Our life and work in India, Nepal, and Afghanistan has been stretching and incredibly educational. There are parts that we will treasure forever. It has also included some tough things—not everything turned out as we had hoped. These things include some painful work relationships and disappointment with certain aspects of MCC as an organization. We are now a little older and—hopefully—a little wiser.

What were we thinking when we gave up our secure world in Virginia for this adventure? We certainly had not anticipated returning to the US so soon or trying to find new jobs in the worst economic recession in our lifetime. Yet, we both believe that living life fully involves the willingness to take risks. We value the added perspective we have gained from our years of living cross-culturally, outside our native American social and political arena.

Living and working in Pennsylvania for the past six months—20 miles from where Ruth and I grew up—has been an unexpected gift. We keep running into people we have not seen for more than thirty years. We are gaining a new appreciation for the people and the culture in this place. We love riding our bicycles on rural roads past immaculate Mennonite and Amish farms.

This has been, perhaps, the most difficult time we have lived through and I sometimes feel very angry. Our MCC assignment wasn’t supposed to include such difficult relationships and transitions. I find myself repeating the Lord’s Prayer, “Do not lead me into a time of trial [greater than I can endure] but keep me from evil.” In other words, I pray that these trials will make me more compassionate and courageous rather than bitter and fearful. I seek to grow in the practice of "being peace" as modeled by peace activists like Thich Nhat Hanh and Gandhi.

I’m gaining new appreciation for Jesus’ teaching, “Do not worry about tomorrow. Today’s trouble is enough for today.” I seek to be present to each day. Enjoy the coolness of the morning as I go for a walk. Smell the corn fields and listen to the cooing of the doves. Be conscious of my own breath as I inhale and exhale. Feel my feet treading on the path. I’m part of this wonderful creation.

Madison, here we come!


At July 22, 2010 at 4:09 PM , Blogger Krista said...

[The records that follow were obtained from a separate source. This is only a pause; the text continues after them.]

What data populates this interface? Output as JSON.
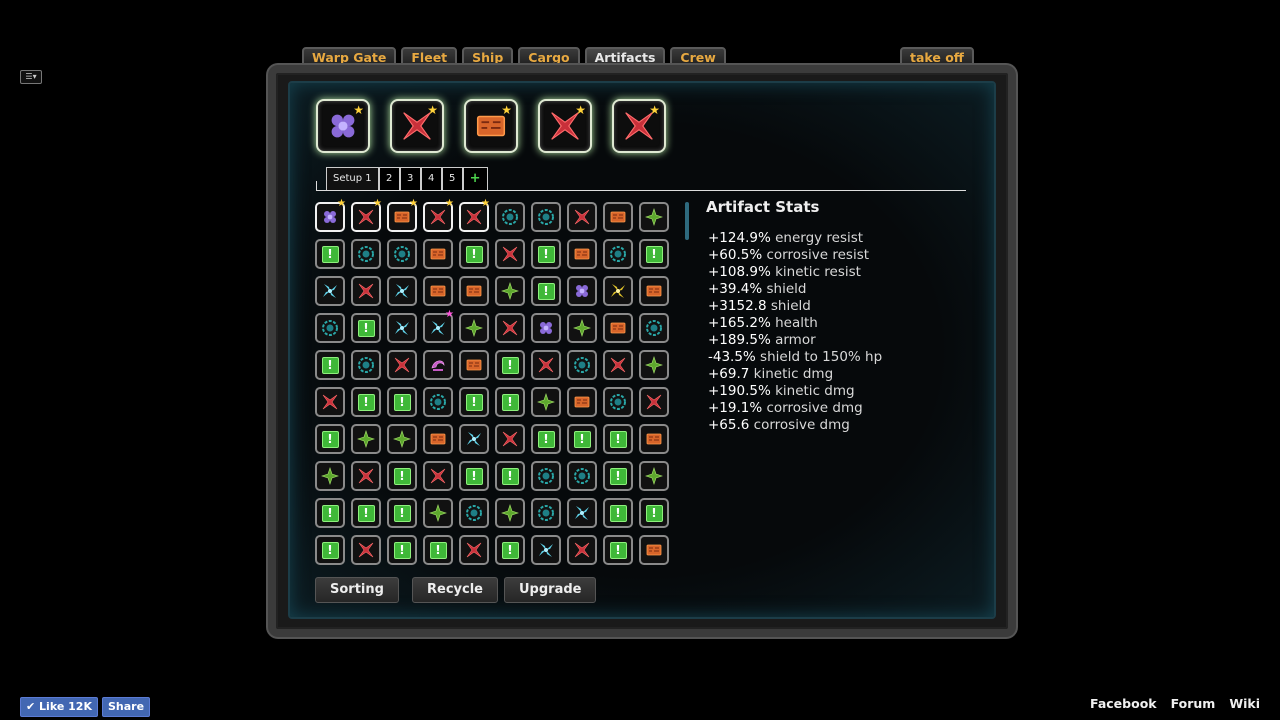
{
  "menu_icon": "menu-dropdown-icon",
  "tabs": [
    {
      "label": "Warp Gate",
      "active": false
    },
    {
      "label": "Fleet",
      "active": false
    },
    {
      "label": "Ship",
      "active": false
    },
    {
      "label": "Cargo",
      "active": false
    },
    {
      "label": "Artifacts",
      "active": true
    },
    {
      "label": "Crew",
      "active": false
    }
  ],
  "takeoff_label": "take off",
  "equipped": [
    "purple-hex",
    "red-x",
    "orange-chip",
    "red-x",
    "red-x"
  ],
  "setups": [
    {
      "label": "Setup 1",
      "active": true
    },
    {
      "label": "2",
      "active": false
    },
    {
      "label": "3",
      "active": false
    },
    {
      "label": "4",
      "active": false
    },
    {
      "label": "5",
      "active": false
    }
  ],
  "add_setup_label": "+",
  "grid": [
    [
      "purple-hex*",
      "red-x*",
      "orange-chip*",
      "red-x*",
      "red-x*",
      "teal-gear",
      "teal-gear",
      "red-x",
      "orange-chip",
      "green-leaf"
    ],
    [
      "green-box",
      "teal-gear",
      "teal-gear",
      "orange-chip",
      "green-box",
      "red-x",
      "green-box",
      "orange-chip",
      "teal-gear",
      "green-box"
    ],
    [
      "cyan-fan",
      "red-x",
      "cyan-fan",
      "orange-chip",
      "orange-chip",
      "green-leaf",
      "green-box",
      "purple-hex",
      "yellow-fan",
      "orange-chip"
    ],
    [
      "teal-gear",
      "green-box",
      "cyan-fan",
      "cyan-fan!",
      "green-leaf",
      "red-x",
      "purple-hex",
      "green-leaf",
      "orange-chip",
      "teal-gear"
    ],
    [
      "green-box",
      "teal-gear",
      "red-x",
      "pink-claw",
      "orange-chip",
      "green-box",
      "red-x",
      "teal-gear",
      "red-x",
      "green-leaf"
    ],
    [
      "red-x",
      "green-box",
      "green-box",
      "teal-gear",
      "green-box",
      "green-box",
      "green-leaf",
      "orange-chip",
      "teal-gear",
      "red-x"
    ],
    [
      "green-box",
      "green-leaf",
      "green-leaf",
      "orange-chip",
      "cyan-fan",
      "red-x",
      "green-box",
      "green-box",
      "green-box",
      "orange-chip"
    ],
    [
      "green-leaf",
      "red-x",
      "green-box",
      "red-x",
      "green-box",
      "green-box",
      "teal-gear",
      "teal-gear",
      "green-box",
      "green-leaf"
    ],
    [
      "green-box",
      "green-box",
      "green-box",
      "green-leaf",
      "teal-gear",
      "green-leaf",
      "teal-gear",
      "cyan-fan",
      "green-box",
      "green-box"
    ],
    [
      "green-box",
      "red-x",
      "green-box",
      "green-box",
      "red-x",
      "green-box",
      "cyan-fan",
      "red-x",
      "green-box",
      "orange-chip"
    ]
  ],
  "stats_title": "Artifact Stats",
  "stats": [
    {
      "value": "+124.9%",
      "label": "energy resist"
    },
    {
      "value": "+60.5%",
      "label": "corrosive resist"
    },
    {
      "value": "+108.9%",
      "label": "kinetic resist"
    },
    {
      "value": "+39.4%",
      "label": "shield"
    },
    {
      "value": "+3152.8",
      "label": "shield"
    },
    {
      "value": "+165.2%",
      "label": "health"
    },
    {
      "value": "+189.5%",
      "label": "armor"
    },
    {
      "value": "-43.5%",
      "label": "shield to 150% hp"
    },
    {
      "value": "+69.7",
      "label": "kinetic dmg"
    },
    {
      "value": "+190.5%",
      "label": "kinetic dmg"
    },
    {
      "value": "+19.1%",
      "label": "corrosive dmg"
    },
    {
      "value": "+65.6",
      "label": "corrosive dmg"
    }
  ],
  "buttons": {
    "sorting": "Sorting",
    "recycle": "Recycle",
    "upgrade": "Upgrade"
  },
  "footer": {
    "like": "Like 12K",
    "share": "Share",
    "links": [
      "Facebook",
      "Forum",
      "Wiki"
    ]
  },
  "colors": {
    "accent_tab": "#e8a941",
    "panel_border": "#1c3d48",
    "equip_glow": "#b5e6a5"
  }
}
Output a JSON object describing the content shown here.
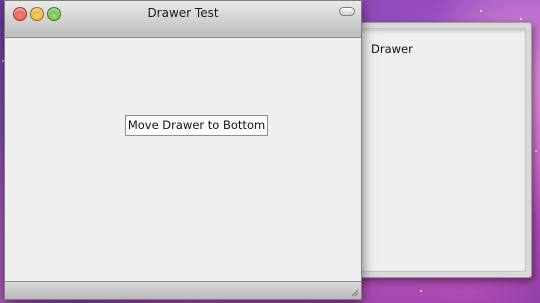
{
  "window": {
    "title": "Drawer Test",
    "controls": {
      "close": "close-button",
      "minimize": "minimize-button",
      "zoom": "zoom-button",
      "toolbar_toggle": "toolbar-toggle-button"
    }
  },
  "main": {
    "button_label": "Move Drawer to Bottom"
  },
  "drawer": {
    "label": "Drawer"
  },
  "colors": {
    "close": "#d2322b",
    "minimize": "#d98d0f",
    "zoom": "#3d9b25",
    "desktop_accent": "#9a4ec0"
  }
}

Do you remember the Catholic priest in the Philippines who had a bumper sticker on his car that read "do not lead me into temptation for I shall find it by myself" Maybe the same is true of trials - at least if you work for MCC ;)

At July 22, 2010 at 6:12 PM , Blogger Earl Zimmerman said...

Yes, indeed! I do remember that wonderful character.

At August 19, 2010 at 10:31 PM , Blogger Saddam said...

I was finding information about Kolkata but landed into your blog. I found your blog interesting. Very nice content. I liked it.